Pierce, who'd scored three points in the first half, had just started to heat up, dropping in eight in the five-plus minutes before going down. Now it looked like he could he be lost for the rest of the Finals. It looked like the kind of injury that could threaten a career.
He missed less than two minutes.
Pierce bounced back onto the court, his knee wrapped, bringing the home crowd to its feet and putting a charge in his teammates, who were neck and neck with the Los Angeles Lakers in Game 1 of this much anticipated series, the first between the NBA's two most storied franchises in 21 years. Lakers coach Phil Jackson, wanting to defuse the moment, called timeout, the Celtics leading 63-62.

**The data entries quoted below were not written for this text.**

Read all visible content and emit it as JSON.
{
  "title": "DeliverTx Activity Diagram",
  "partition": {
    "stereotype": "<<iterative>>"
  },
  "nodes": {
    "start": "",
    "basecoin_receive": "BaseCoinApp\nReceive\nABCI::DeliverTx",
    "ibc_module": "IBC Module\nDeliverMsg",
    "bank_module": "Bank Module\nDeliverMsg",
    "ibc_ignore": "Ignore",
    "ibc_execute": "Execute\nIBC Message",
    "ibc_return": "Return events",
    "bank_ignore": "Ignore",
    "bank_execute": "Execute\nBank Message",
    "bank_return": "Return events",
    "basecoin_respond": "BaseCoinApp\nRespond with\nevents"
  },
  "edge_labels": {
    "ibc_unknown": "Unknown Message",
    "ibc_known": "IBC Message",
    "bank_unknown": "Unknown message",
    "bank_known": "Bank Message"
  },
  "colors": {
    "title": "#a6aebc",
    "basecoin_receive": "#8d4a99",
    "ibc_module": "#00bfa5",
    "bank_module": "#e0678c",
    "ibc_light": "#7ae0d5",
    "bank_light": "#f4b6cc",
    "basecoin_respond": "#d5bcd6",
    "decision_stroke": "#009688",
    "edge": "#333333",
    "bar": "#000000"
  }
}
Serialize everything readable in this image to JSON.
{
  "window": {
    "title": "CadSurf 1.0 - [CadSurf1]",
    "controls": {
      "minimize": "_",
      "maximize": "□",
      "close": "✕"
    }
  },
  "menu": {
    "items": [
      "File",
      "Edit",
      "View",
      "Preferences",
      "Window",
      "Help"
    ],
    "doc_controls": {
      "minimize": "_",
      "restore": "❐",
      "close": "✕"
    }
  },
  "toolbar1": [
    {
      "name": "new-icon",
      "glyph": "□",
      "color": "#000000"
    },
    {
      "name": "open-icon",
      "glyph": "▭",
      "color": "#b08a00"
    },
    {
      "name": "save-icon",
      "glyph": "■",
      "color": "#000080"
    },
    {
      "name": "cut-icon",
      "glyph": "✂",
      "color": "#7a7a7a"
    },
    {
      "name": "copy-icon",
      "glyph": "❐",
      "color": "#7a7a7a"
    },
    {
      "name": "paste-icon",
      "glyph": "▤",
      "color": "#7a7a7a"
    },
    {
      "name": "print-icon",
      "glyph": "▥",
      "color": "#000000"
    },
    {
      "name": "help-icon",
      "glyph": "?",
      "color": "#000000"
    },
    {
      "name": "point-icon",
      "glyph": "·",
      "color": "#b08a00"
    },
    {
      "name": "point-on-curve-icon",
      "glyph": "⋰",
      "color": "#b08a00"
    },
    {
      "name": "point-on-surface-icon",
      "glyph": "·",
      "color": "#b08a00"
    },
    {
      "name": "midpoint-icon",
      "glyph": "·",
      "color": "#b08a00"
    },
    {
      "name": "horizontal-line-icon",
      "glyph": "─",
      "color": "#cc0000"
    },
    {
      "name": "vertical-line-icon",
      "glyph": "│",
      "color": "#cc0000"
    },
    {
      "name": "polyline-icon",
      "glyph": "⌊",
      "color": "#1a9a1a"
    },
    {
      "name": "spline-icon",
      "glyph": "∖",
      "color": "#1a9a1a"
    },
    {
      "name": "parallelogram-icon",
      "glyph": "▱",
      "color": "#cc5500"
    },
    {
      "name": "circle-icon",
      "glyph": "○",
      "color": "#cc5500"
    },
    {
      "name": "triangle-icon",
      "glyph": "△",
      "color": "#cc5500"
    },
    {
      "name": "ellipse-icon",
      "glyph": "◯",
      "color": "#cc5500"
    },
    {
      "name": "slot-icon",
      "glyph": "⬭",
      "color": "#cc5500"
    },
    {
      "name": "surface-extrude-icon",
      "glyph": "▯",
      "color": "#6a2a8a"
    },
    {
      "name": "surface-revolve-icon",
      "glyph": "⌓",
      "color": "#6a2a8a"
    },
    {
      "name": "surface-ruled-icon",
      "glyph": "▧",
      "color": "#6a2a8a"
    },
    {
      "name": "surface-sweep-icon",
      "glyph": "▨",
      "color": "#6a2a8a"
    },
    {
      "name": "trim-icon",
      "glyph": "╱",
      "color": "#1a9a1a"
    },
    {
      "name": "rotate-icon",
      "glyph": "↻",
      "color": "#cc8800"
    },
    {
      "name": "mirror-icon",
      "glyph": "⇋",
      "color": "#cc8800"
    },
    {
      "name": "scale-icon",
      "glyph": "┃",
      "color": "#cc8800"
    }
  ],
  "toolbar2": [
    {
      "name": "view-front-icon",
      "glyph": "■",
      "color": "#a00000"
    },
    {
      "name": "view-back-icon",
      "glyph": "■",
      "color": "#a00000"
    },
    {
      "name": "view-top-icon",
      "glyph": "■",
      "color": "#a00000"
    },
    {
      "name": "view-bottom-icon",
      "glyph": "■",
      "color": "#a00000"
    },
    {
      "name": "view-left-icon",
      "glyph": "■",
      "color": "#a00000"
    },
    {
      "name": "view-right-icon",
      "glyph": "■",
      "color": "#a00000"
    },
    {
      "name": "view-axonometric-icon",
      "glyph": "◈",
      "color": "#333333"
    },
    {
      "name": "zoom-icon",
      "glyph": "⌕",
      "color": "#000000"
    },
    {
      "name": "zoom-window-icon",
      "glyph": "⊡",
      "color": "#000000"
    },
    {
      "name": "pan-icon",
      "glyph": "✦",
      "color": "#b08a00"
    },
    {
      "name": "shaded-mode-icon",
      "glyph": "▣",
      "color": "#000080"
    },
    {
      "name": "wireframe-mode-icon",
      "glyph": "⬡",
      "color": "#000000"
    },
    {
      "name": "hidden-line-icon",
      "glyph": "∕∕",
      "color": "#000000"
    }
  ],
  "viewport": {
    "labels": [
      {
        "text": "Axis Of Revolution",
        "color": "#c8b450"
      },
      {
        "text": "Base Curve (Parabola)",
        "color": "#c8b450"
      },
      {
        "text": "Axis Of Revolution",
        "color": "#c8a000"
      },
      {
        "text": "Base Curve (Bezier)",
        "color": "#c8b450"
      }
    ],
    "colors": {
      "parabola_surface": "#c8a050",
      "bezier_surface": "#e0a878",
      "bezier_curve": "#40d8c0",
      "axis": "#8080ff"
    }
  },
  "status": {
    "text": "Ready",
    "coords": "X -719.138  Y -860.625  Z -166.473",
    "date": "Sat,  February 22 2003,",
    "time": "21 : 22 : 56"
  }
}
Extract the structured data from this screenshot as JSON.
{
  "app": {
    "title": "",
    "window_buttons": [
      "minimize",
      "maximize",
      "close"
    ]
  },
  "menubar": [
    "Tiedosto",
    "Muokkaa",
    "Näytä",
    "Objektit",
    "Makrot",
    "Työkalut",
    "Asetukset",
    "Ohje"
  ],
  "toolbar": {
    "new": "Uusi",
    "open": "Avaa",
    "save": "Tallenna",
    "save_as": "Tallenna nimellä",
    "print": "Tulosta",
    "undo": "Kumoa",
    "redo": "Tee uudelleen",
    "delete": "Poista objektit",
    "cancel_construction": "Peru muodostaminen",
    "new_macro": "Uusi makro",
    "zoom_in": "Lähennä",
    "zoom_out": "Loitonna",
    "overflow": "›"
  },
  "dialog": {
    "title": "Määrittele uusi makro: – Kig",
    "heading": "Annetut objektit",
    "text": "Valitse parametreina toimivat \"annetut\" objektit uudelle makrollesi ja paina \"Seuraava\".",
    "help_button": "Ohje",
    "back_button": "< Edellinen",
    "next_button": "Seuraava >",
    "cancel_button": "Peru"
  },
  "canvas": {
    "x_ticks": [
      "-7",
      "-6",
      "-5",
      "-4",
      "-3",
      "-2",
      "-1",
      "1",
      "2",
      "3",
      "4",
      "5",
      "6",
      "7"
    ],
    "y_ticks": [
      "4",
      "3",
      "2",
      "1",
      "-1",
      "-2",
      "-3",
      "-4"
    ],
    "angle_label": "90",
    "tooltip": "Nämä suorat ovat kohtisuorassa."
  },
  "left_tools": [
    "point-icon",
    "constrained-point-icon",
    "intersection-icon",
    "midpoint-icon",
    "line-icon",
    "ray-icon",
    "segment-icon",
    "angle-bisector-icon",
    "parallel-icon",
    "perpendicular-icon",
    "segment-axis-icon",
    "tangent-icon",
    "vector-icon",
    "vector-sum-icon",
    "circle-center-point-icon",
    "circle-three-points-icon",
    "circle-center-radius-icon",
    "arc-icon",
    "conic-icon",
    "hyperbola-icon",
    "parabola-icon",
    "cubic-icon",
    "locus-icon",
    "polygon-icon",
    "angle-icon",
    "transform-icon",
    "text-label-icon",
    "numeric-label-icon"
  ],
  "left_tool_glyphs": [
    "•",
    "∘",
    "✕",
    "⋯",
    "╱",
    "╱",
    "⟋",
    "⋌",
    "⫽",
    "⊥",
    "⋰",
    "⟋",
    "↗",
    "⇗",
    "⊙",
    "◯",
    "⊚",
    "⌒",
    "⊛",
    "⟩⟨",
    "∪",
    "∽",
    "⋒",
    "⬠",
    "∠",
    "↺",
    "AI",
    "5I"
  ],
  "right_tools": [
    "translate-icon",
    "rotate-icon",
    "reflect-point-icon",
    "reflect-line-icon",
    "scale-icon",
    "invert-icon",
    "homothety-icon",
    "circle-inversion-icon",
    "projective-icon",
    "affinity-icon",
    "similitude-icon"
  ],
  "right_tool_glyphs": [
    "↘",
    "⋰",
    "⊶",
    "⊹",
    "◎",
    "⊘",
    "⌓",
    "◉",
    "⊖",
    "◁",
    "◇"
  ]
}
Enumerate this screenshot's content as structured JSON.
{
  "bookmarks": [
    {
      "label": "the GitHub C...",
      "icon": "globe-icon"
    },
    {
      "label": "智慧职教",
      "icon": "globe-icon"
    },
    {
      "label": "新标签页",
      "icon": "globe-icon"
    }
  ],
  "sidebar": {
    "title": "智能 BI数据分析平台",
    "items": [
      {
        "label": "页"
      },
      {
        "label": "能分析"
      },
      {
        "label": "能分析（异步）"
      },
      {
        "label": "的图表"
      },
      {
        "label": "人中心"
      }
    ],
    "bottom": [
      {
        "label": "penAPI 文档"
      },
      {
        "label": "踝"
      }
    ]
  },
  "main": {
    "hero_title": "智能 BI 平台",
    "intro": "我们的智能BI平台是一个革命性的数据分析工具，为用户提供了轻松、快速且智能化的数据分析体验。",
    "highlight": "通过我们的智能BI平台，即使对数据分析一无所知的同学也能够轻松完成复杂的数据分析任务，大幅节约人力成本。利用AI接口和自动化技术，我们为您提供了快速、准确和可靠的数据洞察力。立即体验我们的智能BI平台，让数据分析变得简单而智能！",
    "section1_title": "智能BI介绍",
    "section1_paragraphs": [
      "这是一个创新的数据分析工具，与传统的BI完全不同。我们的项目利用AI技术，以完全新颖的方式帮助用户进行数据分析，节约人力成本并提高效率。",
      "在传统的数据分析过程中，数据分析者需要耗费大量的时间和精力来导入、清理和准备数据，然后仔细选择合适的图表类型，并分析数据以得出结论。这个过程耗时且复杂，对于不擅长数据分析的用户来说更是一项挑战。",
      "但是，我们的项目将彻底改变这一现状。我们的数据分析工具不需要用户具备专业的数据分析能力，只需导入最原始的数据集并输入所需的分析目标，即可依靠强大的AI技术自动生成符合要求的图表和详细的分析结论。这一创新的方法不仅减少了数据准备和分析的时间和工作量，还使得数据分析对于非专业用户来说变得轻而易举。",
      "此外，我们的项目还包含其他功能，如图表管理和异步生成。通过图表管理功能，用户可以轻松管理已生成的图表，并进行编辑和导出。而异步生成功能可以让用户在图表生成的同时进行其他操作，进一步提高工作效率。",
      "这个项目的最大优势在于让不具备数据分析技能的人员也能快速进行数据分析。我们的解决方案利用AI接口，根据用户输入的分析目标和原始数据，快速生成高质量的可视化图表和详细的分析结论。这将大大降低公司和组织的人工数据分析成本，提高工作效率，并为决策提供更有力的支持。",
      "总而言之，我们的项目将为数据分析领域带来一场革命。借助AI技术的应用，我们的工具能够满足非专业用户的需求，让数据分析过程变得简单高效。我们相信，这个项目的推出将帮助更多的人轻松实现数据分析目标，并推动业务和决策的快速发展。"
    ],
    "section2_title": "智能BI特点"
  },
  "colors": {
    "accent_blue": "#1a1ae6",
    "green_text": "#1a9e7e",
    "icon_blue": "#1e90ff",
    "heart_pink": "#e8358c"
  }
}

Late in the quarter, the Lakers up by two, Pierce nailed 3-pointers on consecutive possessions, giving the Celtics a four-point lead they would never relinquish. Pierce couldn't have staged it any better. His Lazarus routine will go down in NBA playoff history, especially if the Celtics win this series. They won Game 1, 98-88.
It wasn't quite Willis Reed's dramatic entrance before the start of Game 7 in 1970, but it was pretty storybook, Pierce's second for-the-ages night of these playoffs, following his 45-point performance in the Game 7 win over the Cleveland Cavaliers last month.
Not that the Celtics' Game 1 victory was fueled by magic, out of a trainer's spray can or otherwise. For the record, Pierce said he felt something pop and a lot of pain at first, but when he insisted on trying to put some weight on his knee and moving around in the locker room, it was just a little sore, so he put a wrap on it and headed back into the arena.
What did the Lakers in was the stifling Celtics defense that knocked Kobe Bryant off his rhythm. With Ray Allen in his face most of the game, Bryant had a rough shooting night. He described it as "I just missed some bunnies," but while he did have some shots go in and out, it was more than that.
The Celtics, as was their plan, took away his penetration, which not only turned him into a much-less-dangerous jump shooter but denied him the chance to kick the ball out to his teammates for threes. The Lakers averaged more than eight made 3-pointers a game in the regular season and they're averaging more than six and a half in the playoffs. Thursday night, they made three. Boston also kept Bryant off the free-throw line. He shot six all night.
The Lakers failed to figure out a Plan B and down they went. Game 2 isn't until Sunday, so Pierce, limping badly after Thursday's contest, will have an extra day to try to recuperate.
The Lakers will have to get better too. They'll need improved shooting and ball movement, and they'll need Bryant to be more aggressive in trying to take Allen off the dribble. A comeback by Los Angeles at this point wouldn't be as dramatic as Pierce's resurrection was, but if the Celtics can get another home win Sunday, the Lakers might have to start looking around for one of those magic spray cans.